Avukat Serpil Çınar vasiyetnamenin nasıl uygulandığıyla ilgili önemli ayrıntılar paylaştı. Vasiyetin noterde düzenlendiğini söyleyen Çınar, "Ölüm halinde noter tarafından savcılığa vasiyetname gönderiliyor ve savcının yazısıyla vasiyetnamenin okunması için sulh hukuk mahkemesinde vasiyetin açılması davası görülüyor" dedi. "Lehine vasiyet bırakılan ile diğer mirasçıya sulh hukuk mahkemesi tarafından duruşma davetiyesi gönderiliyor" diyen Çınar, "Bu prosedür gereği duruşmada her ikisi hazır edilerek ölen kişinin vasiyeti açılır ve her iki tarafın huzurunda okunur" ifadelerini kullandı.

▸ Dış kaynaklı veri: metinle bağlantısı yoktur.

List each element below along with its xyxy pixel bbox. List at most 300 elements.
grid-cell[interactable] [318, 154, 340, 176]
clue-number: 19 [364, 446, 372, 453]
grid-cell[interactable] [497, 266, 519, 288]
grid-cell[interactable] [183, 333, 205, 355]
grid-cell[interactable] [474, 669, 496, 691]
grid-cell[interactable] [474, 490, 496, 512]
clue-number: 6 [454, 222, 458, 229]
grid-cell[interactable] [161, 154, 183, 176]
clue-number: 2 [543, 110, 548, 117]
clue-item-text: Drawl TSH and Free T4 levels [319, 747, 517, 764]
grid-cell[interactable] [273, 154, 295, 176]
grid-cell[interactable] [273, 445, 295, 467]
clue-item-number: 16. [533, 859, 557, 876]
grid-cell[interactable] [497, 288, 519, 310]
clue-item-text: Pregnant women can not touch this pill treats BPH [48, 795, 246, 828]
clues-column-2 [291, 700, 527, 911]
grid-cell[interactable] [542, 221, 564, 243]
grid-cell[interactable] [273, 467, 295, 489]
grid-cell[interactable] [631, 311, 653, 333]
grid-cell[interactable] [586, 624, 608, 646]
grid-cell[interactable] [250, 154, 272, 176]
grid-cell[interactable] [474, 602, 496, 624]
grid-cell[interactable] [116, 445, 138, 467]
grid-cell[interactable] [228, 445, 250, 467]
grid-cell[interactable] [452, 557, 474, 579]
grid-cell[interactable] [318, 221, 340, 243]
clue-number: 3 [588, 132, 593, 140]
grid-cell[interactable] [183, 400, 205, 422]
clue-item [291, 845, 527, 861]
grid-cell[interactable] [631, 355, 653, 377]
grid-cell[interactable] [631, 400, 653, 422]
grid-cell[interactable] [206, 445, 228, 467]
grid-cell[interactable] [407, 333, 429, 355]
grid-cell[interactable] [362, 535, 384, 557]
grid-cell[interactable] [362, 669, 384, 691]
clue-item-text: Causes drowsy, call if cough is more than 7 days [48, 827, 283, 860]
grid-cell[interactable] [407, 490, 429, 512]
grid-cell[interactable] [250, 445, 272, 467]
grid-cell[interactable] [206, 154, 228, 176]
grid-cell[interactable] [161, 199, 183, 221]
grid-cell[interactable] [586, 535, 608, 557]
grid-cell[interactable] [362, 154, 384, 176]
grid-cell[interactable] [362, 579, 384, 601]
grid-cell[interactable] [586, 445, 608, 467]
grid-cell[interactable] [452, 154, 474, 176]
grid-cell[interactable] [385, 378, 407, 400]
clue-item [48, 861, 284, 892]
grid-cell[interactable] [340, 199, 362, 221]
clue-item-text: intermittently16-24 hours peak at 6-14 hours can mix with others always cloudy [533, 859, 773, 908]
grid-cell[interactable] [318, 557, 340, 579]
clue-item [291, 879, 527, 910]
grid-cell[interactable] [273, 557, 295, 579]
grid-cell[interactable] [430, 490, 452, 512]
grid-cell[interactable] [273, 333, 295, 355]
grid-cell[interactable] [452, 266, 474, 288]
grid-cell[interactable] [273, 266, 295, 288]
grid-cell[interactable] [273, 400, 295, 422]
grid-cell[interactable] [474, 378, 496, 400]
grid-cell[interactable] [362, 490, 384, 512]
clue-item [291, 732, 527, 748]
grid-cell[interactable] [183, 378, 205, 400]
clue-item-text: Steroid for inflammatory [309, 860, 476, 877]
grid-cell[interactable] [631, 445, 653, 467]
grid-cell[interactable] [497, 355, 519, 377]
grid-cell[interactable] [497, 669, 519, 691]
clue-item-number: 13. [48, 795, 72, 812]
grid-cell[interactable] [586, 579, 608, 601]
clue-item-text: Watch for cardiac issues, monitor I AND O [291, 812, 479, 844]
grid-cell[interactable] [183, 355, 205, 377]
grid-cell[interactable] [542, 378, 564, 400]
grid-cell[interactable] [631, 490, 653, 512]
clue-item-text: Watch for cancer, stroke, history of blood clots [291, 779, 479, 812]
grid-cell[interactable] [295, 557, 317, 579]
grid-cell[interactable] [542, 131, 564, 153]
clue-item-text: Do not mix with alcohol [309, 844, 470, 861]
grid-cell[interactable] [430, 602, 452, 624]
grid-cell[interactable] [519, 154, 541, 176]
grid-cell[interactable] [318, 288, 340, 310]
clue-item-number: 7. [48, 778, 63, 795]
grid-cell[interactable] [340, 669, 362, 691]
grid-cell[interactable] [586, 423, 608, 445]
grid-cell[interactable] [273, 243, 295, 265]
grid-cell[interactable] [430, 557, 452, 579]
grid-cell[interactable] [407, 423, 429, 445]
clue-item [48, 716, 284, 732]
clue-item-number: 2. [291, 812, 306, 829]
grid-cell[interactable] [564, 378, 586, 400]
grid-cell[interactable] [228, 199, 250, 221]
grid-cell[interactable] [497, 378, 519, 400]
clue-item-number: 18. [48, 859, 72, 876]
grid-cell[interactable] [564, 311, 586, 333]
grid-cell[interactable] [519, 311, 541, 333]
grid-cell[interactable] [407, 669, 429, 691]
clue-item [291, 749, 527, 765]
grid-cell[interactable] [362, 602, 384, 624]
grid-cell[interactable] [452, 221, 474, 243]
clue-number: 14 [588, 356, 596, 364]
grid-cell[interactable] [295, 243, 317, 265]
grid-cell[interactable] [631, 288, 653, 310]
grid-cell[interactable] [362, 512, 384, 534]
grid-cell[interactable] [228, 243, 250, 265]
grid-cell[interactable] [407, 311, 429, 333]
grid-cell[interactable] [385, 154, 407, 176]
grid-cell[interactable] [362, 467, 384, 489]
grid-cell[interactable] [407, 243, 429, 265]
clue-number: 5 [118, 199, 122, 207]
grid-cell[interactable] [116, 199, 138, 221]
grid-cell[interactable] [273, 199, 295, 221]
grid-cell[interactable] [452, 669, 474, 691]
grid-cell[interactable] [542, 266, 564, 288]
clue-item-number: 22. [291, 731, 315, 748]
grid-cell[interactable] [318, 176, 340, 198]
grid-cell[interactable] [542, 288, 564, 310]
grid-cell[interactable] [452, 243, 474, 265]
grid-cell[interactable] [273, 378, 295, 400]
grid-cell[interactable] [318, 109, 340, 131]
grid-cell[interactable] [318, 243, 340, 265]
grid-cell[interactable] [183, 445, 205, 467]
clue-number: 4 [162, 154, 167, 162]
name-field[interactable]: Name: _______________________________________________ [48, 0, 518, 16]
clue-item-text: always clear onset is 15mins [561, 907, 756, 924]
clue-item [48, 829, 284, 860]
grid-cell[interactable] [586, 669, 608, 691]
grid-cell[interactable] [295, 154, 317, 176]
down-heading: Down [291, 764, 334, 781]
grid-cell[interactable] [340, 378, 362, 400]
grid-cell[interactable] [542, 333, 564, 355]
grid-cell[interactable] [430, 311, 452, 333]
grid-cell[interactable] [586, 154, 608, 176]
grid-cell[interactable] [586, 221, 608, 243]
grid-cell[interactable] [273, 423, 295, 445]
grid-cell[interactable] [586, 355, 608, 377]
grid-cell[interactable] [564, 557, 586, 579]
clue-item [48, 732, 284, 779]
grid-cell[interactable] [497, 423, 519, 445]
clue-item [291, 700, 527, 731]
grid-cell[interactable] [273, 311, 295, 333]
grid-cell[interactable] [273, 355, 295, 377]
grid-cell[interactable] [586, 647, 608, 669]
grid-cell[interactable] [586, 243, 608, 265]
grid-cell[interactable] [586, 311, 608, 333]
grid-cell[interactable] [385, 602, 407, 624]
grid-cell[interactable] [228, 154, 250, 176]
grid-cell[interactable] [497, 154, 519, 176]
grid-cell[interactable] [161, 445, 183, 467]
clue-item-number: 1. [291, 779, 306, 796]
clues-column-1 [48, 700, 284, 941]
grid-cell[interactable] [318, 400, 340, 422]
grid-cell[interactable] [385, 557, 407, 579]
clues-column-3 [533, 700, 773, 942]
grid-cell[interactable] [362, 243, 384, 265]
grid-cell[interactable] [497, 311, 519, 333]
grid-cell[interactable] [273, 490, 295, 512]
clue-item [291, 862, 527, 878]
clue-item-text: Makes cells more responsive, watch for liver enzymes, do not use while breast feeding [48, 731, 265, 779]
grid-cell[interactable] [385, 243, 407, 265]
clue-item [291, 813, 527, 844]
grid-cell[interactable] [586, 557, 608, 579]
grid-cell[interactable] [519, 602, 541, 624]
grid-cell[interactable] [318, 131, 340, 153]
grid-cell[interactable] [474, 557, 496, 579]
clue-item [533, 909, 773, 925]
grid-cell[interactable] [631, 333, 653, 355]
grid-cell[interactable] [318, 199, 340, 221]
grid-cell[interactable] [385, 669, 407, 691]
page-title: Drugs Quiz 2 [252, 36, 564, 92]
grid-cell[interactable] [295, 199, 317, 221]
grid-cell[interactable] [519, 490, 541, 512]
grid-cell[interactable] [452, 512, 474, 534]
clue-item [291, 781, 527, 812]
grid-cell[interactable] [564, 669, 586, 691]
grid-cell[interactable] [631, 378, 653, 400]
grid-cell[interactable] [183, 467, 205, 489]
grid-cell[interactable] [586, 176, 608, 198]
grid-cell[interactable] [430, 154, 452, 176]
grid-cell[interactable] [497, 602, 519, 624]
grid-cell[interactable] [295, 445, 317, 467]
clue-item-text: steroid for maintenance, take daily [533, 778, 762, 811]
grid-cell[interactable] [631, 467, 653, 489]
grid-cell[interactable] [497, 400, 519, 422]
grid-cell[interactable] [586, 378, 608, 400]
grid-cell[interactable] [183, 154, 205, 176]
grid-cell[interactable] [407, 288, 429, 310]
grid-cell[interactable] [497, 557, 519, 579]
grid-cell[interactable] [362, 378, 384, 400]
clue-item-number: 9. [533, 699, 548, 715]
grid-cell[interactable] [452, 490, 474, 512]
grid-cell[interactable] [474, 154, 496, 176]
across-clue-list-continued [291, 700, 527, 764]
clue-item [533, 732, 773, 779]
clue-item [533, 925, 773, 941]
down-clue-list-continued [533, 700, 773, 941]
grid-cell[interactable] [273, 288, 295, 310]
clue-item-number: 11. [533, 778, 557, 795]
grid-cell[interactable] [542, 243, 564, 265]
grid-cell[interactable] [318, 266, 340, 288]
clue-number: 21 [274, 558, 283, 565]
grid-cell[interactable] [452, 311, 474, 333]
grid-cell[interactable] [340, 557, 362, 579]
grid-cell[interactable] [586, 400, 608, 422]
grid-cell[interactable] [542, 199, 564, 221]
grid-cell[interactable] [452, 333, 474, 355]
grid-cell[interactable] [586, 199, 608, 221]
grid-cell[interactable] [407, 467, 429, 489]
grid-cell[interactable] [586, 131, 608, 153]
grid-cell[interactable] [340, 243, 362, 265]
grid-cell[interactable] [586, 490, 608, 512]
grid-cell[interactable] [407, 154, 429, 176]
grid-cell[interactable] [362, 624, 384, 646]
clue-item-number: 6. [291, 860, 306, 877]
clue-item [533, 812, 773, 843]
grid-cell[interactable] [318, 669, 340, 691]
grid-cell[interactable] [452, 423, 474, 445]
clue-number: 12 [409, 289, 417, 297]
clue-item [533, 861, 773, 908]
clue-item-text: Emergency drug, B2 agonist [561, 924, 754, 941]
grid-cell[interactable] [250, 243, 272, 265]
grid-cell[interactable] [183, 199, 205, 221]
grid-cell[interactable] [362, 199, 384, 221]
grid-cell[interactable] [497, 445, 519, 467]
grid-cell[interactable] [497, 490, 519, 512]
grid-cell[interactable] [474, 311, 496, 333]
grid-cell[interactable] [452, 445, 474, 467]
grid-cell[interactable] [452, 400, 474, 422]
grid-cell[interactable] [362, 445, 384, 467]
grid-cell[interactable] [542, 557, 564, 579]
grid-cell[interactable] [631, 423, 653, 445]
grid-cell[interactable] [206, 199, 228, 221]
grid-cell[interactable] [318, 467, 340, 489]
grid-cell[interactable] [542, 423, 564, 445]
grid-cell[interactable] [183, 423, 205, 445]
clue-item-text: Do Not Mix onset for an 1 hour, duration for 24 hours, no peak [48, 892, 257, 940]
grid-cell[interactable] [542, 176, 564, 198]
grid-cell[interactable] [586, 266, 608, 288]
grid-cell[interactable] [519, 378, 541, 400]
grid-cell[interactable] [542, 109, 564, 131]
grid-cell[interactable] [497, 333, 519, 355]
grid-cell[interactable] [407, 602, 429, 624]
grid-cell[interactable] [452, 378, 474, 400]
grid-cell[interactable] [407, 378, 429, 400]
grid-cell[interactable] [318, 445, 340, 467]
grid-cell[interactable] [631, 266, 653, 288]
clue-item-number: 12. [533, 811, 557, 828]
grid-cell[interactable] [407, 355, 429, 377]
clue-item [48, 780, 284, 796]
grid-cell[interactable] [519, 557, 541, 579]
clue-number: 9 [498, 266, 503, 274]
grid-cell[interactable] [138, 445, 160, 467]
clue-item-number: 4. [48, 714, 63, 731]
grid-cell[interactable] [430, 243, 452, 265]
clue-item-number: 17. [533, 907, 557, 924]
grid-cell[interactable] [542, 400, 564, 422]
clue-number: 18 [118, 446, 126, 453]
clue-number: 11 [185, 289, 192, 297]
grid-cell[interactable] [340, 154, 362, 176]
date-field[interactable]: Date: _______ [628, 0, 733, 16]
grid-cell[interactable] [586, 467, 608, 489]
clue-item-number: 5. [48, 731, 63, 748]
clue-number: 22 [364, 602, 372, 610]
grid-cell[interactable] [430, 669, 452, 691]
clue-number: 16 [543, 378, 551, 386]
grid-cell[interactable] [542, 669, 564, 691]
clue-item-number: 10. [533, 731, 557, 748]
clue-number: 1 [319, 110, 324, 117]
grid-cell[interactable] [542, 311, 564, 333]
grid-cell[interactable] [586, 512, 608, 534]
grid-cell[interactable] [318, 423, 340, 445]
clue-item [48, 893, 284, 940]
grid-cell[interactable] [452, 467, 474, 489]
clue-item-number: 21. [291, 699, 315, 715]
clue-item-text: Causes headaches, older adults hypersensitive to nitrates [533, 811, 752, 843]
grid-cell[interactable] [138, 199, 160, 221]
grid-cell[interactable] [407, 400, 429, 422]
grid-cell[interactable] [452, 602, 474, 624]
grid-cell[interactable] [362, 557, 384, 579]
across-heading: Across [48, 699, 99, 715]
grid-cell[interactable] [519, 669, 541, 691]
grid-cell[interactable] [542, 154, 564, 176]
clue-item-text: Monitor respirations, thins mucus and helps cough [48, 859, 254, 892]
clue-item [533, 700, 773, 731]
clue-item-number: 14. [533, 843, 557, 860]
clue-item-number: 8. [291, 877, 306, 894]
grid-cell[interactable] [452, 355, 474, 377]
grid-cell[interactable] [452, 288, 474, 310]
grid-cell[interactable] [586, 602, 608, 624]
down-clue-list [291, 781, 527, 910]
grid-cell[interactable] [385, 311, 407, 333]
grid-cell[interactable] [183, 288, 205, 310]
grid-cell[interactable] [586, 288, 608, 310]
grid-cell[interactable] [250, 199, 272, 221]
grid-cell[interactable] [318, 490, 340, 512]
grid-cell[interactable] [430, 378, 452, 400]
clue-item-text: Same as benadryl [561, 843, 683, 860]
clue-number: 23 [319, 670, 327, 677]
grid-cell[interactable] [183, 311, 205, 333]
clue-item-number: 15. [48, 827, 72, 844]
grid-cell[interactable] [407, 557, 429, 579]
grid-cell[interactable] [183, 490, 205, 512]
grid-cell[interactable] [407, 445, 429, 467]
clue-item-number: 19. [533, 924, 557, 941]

'İNSANLAR BİLGİLENDİRİLMELİ'

Türkiye'de vasiyet kültürünün artması için neler yapılabilir? Bu konuyla ilgili iki avukat da aynı görüşte. Vasiyetnamelerle ilgili halkın bilgi seviyesi çok az diyen Serpil Çınar, halkı bilgilendirmenin önemli bir adım olduğu görüşünde. Çınar, "Evlat ayrımı yapıldığında ya da mirasçılar arasında adaletli bir paylaşım yapılmadığında sonradan dava açılabilir. Bunun yıllarca süreceğini miras bırakan bilmeli" dedi. Ali Erişen ise ABD ve Avrupa'da yapıldığı gibi Adalet Bakanlığı'nın kamu spotu hazırlaması gerektiğine vurgu yaptı. Erişen, vasiyetnamelerin istendiği zaman değiştirilebileceği ve kaldırabileceğinin insanlara anlatılması gerektiğini söyledi. Yasal düzenlemeler yapılması gerek diyen Erişen, "Tüketim mahkemelerine gittiğinizde harç ödemiyorlar. Mesela vasiyet düzenlediğinizde bazı harçlarla ilgili ödeme alınmayabilir" diyerek yasal düzenlemenin değiştirilmesinin faydalı olabileceğini söyledi.